For patients, caregivers, and anyone invested in brain health, the key action is informed engagement. Understand the specific CAR-T product being recommended, its associated neurotoxicity rates, and what monitoring protocols the treatment center has in place — both during the acute period and for long-term follow-up. If the patient has any pre-existing cognitive or neurological condition, insist on neurological consultation before and after infusion. Ask about baseline cognitive testing. Ask about the plan if delayed symptoms appear weeks or months later. CAR-T therapy can be life-saving, but the brain deserves the same careful advocacy that drives the decision to pursue the treatment in the first place.
Frequently Asked Questions
What is the most common early sign of ICANS after CAR-T therapy?

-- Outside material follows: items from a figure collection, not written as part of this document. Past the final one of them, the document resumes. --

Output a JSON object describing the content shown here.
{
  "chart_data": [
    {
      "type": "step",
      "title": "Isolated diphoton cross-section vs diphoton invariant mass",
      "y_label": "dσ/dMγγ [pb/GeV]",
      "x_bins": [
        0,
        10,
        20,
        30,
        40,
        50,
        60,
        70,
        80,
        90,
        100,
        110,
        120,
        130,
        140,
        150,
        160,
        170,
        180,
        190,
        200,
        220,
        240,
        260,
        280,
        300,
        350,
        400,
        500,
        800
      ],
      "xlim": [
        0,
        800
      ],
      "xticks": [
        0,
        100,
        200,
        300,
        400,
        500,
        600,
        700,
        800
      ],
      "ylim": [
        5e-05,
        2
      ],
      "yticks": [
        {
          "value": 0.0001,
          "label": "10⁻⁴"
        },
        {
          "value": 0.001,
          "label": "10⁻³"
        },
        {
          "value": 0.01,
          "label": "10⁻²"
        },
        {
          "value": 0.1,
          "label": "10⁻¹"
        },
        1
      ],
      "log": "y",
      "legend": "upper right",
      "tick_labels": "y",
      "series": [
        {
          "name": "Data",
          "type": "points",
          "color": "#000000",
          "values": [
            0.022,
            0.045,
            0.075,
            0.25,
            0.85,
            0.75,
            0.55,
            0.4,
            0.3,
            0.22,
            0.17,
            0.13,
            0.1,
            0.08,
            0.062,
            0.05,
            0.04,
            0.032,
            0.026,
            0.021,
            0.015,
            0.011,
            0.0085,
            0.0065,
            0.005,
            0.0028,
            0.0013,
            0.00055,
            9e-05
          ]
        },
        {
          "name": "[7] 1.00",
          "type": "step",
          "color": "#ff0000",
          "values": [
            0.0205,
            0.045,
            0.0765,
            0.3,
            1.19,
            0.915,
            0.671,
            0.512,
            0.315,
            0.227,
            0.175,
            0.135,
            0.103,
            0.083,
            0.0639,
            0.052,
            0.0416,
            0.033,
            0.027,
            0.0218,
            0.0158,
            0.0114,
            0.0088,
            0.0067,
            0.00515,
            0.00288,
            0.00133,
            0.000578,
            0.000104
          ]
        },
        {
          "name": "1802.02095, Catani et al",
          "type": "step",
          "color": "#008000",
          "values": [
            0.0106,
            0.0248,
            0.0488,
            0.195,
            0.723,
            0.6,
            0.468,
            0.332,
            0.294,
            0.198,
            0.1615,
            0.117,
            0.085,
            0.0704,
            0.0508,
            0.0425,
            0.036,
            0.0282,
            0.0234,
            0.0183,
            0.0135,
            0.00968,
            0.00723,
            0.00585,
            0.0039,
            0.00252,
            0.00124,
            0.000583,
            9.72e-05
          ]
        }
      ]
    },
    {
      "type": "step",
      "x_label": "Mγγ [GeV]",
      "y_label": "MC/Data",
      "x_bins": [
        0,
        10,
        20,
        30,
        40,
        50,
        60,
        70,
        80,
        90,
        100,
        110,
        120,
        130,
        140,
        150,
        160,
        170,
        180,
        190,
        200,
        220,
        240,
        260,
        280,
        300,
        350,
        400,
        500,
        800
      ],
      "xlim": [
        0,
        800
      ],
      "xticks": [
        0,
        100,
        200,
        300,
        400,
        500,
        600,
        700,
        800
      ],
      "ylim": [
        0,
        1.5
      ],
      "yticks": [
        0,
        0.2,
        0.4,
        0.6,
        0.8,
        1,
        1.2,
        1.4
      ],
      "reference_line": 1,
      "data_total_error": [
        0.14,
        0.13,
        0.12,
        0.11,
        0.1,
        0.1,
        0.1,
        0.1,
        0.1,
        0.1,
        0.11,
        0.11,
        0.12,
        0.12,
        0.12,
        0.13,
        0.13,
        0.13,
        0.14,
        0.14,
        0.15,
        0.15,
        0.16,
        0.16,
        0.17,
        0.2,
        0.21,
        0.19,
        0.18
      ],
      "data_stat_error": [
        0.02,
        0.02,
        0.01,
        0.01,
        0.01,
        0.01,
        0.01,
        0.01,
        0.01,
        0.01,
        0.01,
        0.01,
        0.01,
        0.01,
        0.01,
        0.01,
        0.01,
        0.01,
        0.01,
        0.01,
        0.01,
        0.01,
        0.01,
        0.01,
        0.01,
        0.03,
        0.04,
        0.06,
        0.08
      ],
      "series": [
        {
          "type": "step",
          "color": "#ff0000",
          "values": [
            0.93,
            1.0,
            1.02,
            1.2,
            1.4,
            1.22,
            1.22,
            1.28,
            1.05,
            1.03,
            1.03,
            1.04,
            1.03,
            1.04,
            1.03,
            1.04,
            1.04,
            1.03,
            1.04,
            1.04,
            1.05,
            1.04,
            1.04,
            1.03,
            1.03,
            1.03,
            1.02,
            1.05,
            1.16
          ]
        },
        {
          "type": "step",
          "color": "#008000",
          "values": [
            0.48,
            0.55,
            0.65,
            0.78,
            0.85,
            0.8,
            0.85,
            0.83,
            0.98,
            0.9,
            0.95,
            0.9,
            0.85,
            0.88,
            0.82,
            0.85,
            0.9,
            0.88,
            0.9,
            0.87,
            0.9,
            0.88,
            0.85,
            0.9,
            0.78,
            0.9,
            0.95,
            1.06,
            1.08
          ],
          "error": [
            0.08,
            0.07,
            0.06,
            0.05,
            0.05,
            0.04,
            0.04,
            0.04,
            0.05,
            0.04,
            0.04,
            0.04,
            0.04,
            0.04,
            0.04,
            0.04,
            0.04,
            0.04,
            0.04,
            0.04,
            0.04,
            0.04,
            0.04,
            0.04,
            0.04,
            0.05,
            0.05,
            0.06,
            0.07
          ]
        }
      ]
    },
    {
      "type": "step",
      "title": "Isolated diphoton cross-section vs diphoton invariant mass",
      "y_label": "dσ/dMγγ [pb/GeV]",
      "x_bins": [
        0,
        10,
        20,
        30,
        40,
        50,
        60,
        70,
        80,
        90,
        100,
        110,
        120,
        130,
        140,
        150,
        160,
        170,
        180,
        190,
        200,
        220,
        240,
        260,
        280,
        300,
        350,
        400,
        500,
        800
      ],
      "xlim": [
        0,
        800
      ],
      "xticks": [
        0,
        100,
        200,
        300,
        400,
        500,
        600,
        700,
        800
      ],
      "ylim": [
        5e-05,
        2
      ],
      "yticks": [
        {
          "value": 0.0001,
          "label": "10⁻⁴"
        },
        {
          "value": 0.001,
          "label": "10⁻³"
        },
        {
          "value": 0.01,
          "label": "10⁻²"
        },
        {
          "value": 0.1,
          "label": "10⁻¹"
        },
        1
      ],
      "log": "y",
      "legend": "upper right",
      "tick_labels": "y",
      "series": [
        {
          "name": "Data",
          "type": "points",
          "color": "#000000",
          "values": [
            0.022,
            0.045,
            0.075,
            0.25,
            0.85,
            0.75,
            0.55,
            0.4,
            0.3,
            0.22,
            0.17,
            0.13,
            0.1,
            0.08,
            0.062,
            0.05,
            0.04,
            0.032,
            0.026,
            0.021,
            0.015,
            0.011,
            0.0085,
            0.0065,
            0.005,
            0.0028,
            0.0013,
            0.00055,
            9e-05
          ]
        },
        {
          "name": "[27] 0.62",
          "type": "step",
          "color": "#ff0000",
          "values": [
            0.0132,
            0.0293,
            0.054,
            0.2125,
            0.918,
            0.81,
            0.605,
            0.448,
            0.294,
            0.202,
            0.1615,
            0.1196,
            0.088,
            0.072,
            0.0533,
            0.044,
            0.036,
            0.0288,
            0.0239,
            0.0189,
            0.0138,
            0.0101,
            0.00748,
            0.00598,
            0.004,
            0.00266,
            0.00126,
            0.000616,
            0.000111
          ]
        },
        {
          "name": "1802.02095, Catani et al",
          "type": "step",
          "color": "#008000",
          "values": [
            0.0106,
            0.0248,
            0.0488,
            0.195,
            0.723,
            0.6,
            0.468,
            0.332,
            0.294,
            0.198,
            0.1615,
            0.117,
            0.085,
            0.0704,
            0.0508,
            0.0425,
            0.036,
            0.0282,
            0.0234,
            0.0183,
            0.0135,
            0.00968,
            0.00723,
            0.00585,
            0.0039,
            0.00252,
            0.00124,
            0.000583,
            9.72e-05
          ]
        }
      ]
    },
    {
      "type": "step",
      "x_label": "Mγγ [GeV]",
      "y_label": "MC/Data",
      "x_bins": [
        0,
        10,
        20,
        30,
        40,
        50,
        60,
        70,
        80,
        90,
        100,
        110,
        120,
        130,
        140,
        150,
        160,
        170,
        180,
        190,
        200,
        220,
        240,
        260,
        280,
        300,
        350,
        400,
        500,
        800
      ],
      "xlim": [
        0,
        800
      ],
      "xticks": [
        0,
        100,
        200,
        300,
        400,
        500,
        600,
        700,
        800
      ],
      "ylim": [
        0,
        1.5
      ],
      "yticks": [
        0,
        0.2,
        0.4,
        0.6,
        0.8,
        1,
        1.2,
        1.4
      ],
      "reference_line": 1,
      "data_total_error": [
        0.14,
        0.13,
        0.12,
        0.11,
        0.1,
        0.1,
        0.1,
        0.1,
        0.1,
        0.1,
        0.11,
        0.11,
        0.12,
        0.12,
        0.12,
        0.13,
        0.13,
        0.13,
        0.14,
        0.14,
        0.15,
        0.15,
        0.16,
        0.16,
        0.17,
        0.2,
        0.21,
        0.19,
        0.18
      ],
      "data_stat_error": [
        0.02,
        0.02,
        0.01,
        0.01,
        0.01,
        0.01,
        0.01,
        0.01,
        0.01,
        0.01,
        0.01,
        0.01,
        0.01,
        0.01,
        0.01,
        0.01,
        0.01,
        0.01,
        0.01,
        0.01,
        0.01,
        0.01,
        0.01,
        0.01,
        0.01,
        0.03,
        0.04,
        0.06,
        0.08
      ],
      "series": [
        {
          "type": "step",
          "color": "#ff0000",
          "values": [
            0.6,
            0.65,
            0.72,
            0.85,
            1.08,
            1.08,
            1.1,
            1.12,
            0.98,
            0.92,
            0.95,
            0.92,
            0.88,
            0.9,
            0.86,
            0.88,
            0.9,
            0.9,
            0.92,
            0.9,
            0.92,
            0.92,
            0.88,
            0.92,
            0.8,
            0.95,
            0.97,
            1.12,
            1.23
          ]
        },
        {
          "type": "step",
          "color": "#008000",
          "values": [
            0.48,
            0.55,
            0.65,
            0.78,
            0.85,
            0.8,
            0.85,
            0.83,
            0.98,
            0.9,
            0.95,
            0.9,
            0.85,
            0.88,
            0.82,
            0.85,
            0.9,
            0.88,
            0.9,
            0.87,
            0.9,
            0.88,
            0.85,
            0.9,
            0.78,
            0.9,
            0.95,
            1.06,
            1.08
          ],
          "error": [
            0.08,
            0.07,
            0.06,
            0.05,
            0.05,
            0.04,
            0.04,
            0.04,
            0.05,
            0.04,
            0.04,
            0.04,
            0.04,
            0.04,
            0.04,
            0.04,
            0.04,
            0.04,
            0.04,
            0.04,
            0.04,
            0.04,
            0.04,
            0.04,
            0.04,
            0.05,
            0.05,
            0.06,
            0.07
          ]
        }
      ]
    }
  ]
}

The earliest signs are often subtle — altered handwriting, mild tremor, word-finding difficulty, and slight confusion. These typically appear around five days after infusion. Because these symptoms can seem minor, caregivers and patients should report any cognitive or motor changes to the medical team immediately, even if they seem insignificant.
Can tocilizumab treat ICANS the way it treats cytokine release syndrome?
No. This is a common misconception. Tocilizumab is effective for cytokine release syndrome but does not resolve ICANS and may actually worsen it. Corticosteroids — particularly dexamethasone and, in severe cases, high-dose methylprednisolone — are the standard treatment for ICANS.
How long does ICANS typically last?
In most patients, ICANS lasts approximately ten days. However, the severity varies enormously. Some patients experience only mild confusion that resolves on its own, while others develop seizures or cerebral edema requiring intensive care. Most patients with Grade 1 or 2 ICANS recover fully, but outcomes for severe cases are less predictable.
Is the delayed parkinsonism seen after CAR-T therapy the same as Parkinson’s disease?
The symptoms overlap — rigidity, slow movement, facial masking, balance problems — but CAR-T-associated parkinsonism appears to have a different cause, likely related to immune-mediated damage rather than the progressive neurodegeneration seen in idiopathic Parkinson’s disease. Whether it is progressive, stable, or potentially reversible is still under investigation.
Are patients with pre-existing dementia or cognitive impairment at higher risk for ICANS?
There is limited published data specifically addressing this question, which is itself a concern. Clinically, a brain already under neurodegenerative stress may be more vulnerable to the inflammatory insult of ICANS, but this has not been rigorously studied. Any patient with cognitive vulnerability should have a neurologist involved in the treatment planning process.
Why did the FDA remove the REMS requirement if CAR-T neurotoxicity is still a real risk?
The FDA’s decision, made in June 2025, was based on real-world evidence showing that most CAR-T toxicities are predictable and manageable within the first two weeks. The observation period was shortened from four weeks to two. This does not mean the risks have diminished — it means clinicians have become better at recognizing and treating them early. Patients and caregivers should remain vigilant beyond the two-week window, particularly for delayed neurological symptoms.